My tool of choice is Trello. Right now, I have just one single board called “Ideas” that are separated into the following columns:
- Backlog — This is where new ideas go. I create a card and unload as many details as possible about the project.
- Promising — Every week or so I go through my Backlog and decide which items belong in Promising. These are projects that I think actually have merit and are worth building. I will often review any promising projects and if they aren’t cutting it, they go back to “Backlog” or they get deleted.
- Building — This is what I’m working on right now! I keep this at a maximum of 2 projects. For me, anything more than that turns into a juggling act and no real progress on any of them gets made. In the comments of each card, I’ll put updates when it seems fitting so that in the end there’s a nice little timeline of the effort that went into completing it. Once it’s in this column, there’s no going back. I’m going to complete this project and get it out no matter what.
- Launched — Once what I’m building goes live to the public, it ends up in this column! Just because it’s here, doesn’t mean the work is done either. If I need to do any updates to an app, fix a bug, or add in a feature, I’ll tack on a comment to the card and set a date for when I’m going to have it done.
While I do recommend a Kanban-style app for this, you can really use any tool at your dispense. Separate columns in a Spreadsheet or even just different sections in a word doc will accomplish the same thing. The real thrill comes with watching your ideas move from place to place, and your “Launched” section slowly grow longer.
#2 — Ask yourself mindful questions
Habits, by nature, are things that you do without any real conscious thought process. Your body or mind will just start doing something without you fully realizing what’s happening. It’s easy to get caught up in trivial things.
The best way to combat those mindless habits, quite simply, is by practising mindfulness. Ground yourself in the current moment and decide if what you’re doing right now, is moving you toward a positive direction (or away from it). The easiest way I’ve found to get started is with a single question:
Is what I’m doing right now helping my future self?
I’ve found that personally, this question has helped me break my worst habits and replace them with exponentially better ones throughout 2018.
It asks a simple question and expects a yes or no answer, is what you’re doing at this very moment in time, going to put you in the destination that you want to be in?
Ask yourself this periodically throughout the day, once an hour or so. You might be surprised to find how easy it is to get locked up into routines, but also how easy it is to recognize what you’re doing and redirect that effort.
#3 — Break down large goals into bite-sized tasks
We’ve found a way to organize our thoughts and projects, realize when we’re slacking and need to get on a better path, now how about actually managing what we need to get done day-to-day? It might be cliche at this point, but it’s time to turn to To-do lists.

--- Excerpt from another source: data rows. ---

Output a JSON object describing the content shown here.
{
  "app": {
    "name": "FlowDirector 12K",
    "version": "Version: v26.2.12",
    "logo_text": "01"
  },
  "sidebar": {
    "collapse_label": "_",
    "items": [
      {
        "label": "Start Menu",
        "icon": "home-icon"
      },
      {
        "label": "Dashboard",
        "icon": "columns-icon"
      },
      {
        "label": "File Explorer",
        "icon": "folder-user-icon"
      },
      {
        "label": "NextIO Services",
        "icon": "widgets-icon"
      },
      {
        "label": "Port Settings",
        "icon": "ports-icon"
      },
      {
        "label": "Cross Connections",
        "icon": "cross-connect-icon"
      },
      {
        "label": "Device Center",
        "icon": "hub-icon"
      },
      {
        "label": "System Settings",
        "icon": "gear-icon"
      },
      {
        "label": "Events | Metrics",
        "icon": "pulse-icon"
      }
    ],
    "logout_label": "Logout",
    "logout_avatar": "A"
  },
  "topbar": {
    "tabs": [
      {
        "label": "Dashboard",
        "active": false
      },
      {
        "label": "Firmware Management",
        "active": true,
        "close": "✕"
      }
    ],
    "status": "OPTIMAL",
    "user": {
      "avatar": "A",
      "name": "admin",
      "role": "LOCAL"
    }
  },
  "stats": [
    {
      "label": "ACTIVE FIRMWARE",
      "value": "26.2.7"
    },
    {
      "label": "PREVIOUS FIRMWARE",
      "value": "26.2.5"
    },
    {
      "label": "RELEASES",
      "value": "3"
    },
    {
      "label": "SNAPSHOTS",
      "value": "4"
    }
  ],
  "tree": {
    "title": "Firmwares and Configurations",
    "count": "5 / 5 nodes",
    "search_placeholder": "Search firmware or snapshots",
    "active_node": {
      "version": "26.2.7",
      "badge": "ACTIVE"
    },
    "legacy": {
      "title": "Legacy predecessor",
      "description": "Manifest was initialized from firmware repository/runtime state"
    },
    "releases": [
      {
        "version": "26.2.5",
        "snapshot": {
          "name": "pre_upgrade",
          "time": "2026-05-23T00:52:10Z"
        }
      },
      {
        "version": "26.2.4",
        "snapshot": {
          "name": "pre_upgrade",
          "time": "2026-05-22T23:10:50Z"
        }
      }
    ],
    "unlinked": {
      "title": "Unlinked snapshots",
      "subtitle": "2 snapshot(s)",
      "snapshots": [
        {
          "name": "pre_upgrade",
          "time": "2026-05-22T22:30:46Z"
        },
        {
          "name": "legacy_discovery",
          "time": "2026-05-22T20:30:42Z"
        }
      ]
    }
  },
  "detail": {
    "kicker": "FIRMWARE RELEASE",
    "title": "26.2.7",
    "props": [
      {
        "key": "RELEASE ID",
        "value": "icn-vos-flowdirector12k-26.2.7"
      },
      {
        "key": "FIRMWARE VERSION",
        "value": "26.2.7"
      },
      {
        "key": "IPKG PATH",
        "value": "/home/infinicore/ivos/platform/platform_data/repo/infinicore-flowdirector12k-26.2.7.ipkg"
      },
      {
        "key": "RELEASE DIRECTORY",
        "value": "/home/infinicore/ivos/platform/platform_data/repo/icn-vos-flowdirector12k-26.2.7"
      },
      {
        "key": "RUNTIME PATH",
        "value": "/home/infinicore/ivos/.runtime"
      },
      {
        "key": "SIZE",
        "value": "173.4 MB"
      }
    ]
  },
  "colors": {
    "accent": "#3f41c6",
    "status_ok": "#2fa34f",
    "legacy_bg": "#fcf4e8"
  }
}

When you sit down and start working on your project, you might have a mental map of what you should do to get from Point A (where it’s at right now) to Point B (where you want the project to end up). Storing those steps in your head though can be taxing.
Personally, I like Todoist, as long as you can jot down a list of steps or tasks that you need to accomplish in order to finish a larger project. Your “parent task” should be something fairly broad or complex. For example, if I’m working on a website it might be something like “Build the account settings page”.
Under that, we’ll put our “child” tasks. This is where we break out all of the steps necessary to accomplish the parent.
So, what next?
Some of these might not work for you, or need adjustments to fit you as an individual. There’s nothing wrong with that! There’s not going to be a magic solution that fits everyone. The goal is to find something that provides you with the tools to organize your ideas and create a way of constant evaluation and completion.